El 31 de mayo de 2026, se decretó un nuevo ajuste en los precios de los combustibles que, según los opositores, afecta de manera directa a toda la cadena económica del país. La preocupación radica en que este aumento no solo impacta en el costo del transporte, sino que también repercute en los precios de los productos y servicios, afectando así a los consumidores.
Varios líderes políticos han señalado que este nuevo incremento es parte de una serie de ajustes que, a su juicio, no hacen más que agravar la situación económica de los uruguayos. En este sentido, han manifestado que el impacto se siente especialmente en sectores vulnerables, que ya enfrentan dificultades para llegar a fin de mes.
Desde diferentes sectores, se alertó que el aumento de combustibles podría llevar a un encarecimiento generalizado de los productos de la canasta básica. La preocupación se centra en que, a medida que los costos de transporte se incrementan, también lo harán los precios al consumidor, lo que podría afectar el poder adquisitivo de muchas familias.

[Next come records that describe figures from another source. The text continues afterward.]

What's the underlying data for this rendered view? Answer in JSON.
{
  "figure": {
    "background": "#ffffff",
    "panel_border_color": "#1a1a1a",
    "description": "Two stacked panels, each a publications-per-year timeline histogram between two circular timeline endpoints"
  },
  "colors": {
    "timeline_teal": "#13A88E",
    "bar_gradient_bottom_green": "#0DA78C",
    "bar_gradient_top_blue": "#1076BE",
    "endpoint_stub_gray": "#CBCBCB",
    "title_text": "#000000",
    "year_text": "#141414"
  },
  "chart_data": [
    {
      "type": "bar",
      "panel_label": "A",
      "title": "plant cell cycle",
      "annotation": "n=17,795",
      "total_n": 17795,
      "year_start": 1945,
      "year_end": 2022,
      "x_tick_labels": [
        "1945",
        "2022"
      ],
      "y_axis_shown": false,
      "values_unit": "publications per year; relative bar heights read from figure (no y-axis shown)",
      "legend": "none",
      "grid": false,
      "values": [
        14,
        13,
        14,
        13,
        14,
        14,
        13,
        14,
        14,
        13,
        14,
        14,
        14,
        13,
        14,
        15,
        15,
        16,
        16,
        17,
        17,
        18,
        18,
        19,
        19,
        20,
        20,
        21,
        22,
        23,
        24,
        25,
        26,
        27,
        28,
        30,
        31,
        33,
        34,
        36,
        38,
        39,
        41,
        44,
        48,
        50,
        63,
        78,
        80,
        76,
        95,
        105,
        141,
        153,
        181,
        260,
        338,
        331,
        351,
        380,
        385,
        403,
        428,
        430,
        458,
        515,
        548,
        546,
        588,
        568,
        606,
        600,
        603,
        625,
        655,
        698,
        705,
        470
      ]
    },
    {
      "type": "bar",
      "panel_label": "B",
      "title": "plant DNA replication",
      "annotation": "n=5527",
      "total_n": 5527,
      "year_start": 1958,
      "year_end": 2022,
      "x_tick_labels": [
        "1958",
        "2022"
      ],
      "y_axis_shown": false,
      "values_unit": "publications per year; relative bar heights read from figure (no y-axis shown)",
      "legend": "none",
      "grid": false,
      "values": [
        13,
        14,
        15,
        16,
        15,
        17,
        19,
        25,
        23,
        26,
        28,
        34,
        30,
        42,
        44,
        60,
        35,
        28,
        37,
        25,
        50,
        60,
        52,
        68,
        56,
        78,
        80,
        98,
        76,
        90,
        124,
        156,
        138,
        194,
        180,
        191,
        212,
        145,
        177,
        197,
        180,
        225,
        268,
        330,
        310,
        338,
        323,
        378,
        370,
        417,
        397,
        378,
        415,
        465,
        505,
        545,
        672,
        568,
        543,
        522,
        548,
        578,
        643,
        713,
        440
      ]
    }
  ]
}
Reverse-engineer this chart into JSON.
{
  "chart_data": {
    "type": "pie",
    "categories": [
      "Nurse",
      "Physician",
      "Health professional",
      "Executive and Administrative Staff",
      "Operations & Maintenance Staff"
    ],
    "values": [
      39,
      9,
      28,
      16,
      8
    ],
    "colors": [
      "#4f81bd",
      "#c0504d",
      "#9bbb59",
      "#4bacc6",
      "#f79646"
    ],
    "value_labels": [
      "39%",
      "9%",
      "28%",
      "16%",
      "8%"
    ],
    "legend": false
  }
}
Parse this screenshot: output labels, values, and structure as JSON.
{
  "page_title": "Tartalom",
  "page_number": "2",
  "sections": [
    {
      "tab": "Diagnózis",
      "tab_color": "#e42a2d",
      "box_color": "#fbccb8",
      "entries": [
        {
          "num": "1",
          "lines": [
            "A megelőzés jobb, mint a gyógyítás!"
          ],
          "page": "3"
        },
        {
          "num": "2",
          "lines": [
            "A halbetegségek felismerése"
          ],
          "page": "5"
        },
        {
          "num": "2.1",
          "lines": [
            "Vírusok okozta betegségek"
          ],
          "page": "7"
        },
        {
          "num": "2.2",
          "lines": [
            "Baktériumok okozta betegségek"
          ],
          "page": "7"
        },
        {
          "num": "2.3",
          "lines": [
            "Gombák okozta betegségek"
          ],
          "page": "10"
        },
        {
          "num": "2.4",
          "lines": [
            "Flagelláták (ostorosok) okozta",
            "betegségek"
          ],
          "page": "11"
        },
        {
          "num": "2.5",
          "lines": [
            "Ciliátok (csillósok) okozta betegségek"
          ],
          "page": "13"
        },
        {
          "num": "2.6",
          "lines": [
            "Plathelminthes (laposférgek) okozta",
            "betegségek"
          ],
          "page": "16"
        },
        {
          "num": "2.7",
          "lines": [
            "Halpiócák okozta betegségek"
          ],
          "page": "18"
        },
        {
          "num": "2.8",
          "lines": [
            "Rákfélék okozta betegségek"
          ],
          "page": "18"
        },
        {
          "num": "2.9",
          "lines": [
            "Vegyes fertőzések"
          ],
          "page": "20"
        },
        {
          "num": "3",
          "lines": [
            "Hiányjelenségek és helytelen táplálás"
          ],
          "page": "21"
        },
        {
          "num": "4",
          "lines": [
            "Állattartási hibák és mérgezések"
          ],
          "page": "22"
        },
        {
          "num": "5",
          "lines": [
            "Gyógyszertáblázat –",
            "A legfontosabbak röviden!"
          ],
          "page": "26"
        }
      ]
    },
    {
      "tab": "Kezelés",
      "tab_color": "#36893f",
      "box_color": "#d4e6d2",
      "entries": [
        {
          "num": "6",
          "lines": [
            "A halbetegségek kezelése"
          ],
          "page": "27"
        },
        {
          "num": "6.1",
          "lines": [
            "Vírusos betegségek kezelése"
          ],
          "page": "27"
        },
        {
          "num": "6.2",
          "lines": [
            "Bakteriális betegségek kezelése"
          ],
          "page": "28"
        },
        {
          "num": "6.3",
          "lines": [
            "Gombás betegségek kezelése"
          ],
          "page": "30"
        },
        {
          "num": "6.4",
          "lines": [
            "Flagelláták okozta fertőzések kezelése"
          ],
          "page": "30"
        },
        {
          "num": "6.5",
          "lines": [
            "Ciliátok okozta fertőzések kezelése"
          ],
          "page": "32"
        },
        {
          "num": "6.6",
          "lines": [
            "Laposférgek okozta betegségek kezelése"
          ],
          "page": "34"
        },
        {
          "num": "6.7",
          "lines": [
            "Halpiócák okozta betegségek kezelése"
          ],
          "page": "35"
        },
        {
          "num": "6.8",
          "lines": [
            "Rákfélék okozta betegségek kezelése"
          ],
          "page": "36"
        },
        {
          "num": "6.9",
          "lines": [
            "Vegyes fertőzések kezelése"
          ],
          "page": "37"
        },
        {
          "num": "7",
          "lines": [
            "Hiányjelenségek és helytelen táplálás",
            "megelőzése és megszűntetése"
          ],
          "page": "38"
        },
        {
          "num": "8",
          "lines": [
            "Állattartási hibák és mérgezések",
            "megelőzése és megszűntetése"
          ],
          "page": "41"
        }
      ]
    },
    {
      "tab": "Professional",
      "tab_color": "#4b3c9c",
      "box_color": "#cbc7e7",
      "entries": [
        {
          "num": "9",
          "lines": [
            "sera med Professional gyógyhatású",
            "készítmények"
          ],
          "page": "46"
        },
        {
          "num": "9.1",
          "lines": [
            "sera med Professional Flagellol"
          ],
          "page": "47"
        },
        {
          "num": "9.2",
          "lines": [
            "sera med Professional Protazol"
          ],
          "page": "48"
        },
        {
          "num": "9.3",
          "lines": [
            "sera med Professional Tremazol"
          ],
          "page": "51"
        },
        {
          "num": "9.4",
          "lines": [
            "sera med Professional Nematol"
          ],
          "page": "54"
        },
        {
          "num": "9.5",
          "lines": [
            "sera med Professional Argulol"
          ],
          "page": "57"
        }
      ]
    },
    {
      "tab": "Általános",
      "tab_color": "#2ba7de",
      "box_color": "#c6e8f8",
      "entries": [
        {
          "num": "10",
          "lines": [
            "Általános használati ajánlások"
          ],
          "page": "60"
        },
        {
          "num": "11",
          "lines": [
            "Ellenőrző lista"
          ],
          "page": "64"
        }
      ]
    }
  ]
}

Los dirigentes opositores han reiterado la necesidad de que el gobierno implemente medidas que ayuden a mitigar el impacto de estos ajustes en la economía de los ciudadanos. En este contexto, han instado a las autoridades a considerar alternativas que permitan estabilizar los precios y evitar que la carga recaiga sobre los sectores más vulnerables.
El debate sobre la política energética y la regulación de precios en el sector de combustibles se intensifica, y muchos se preguntan cuál será el rumbo que tomará el gobierno frente a esta situación. Las próximas semanas serán clave para evaluar las medidas que se tomen en respuesta a estas preocupaciones.